L’arpa di Lucia costruisce le fondamenta sulle quali Luca alla viola e Manuel al flauto costruiscono temi e sensazioni, percorrendo percorsi paralleli e subito dopo contrastanti. Questi scambi avvengono sempre senza che nessuno prevalga rispetto all’altro: nonostante i ruoli diversi che interpretano durante lo sviluppo dell’opera, si percepisce chiaramente come tutti e tre abbiano chiaro l’obiettivo di immergere l’ascoltatore in continui viaggi attraverso le guerre, gli amori, e in generale le vicissitudini che hanno caratterizzato quell’epoca, sempre in maniera soggettiva.
“Sonatine” di Ravel (trascrizione a cura di Carlos Salzedo) alterna immagini di quiete e riflessive a ritmi più animati, Debussy ci accompagna con una sonata dalla struttura classica ma armonie mai ripetitive o dall’aria di “già sentito”, Takemitsu sorprende in ogni momento con sonorità aggressive e non sempre armonicamente inquadrabili.
L’arpa definisce in maniera incredibilmente emotiva le dinamiche dei brani, mentre il flauto vi ricama sopra atmosfere e temi in maniera varia ed il suono della viola, per cui ammetto di avere un debole, amalgama e unisce perfettamente il tutto. La ricetta di un buonissimo piatto musicale, insomma.
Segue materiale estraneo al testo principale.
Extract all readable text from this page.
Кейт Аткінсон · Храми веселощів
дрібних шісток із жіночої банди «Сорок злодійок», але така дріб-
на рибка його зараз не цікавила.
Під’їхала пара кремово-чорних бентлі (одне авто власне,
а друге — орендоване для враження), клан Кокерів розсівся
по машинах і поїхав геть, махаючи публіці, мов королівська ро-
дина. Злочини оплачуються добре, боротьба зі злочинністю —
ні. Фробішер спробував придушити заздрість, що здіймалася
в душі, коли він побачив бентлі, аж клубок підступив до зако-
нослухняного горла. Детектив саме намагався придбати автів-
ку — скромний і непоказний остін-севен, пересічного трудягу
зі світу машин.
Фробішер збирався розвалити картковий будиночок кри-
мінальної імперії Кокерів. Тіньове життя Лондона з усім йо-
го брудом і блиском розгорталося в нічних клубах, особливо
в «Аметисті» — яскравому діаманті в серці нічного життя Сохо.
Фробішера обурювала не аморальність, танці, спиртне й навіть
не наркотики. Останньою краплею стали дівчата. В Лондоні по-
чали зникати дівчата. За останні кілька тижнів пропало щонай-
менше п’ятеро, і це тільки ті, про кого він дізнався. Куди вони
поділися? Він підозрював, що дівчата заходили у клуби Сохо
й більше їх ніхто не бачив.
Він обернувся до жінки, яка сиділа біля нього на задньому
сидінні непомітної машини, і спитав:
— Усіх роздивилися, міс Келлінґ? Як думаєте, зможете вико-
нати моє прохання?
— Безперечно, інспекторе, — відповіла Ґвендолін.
Non è facile descrivere le sensazioni che l’ascolto di brani di questo tipo trasmettono, perchè non è sempre intuibile lo scopo o il contesto nel quale si inseriscono.
Ma forse proprio questo è il bello di quel periodo: niente è stabilito, niente è chiaramente definito. Le sensazioni che un tema può dare devono essere reinterpretate dall’ascoltatore, proiettate sulla propria vita e le proprie esperienze, lasciandolo così libero di trarre le proprie conclusioni sul messaggio (o non messaggio) che recepisce.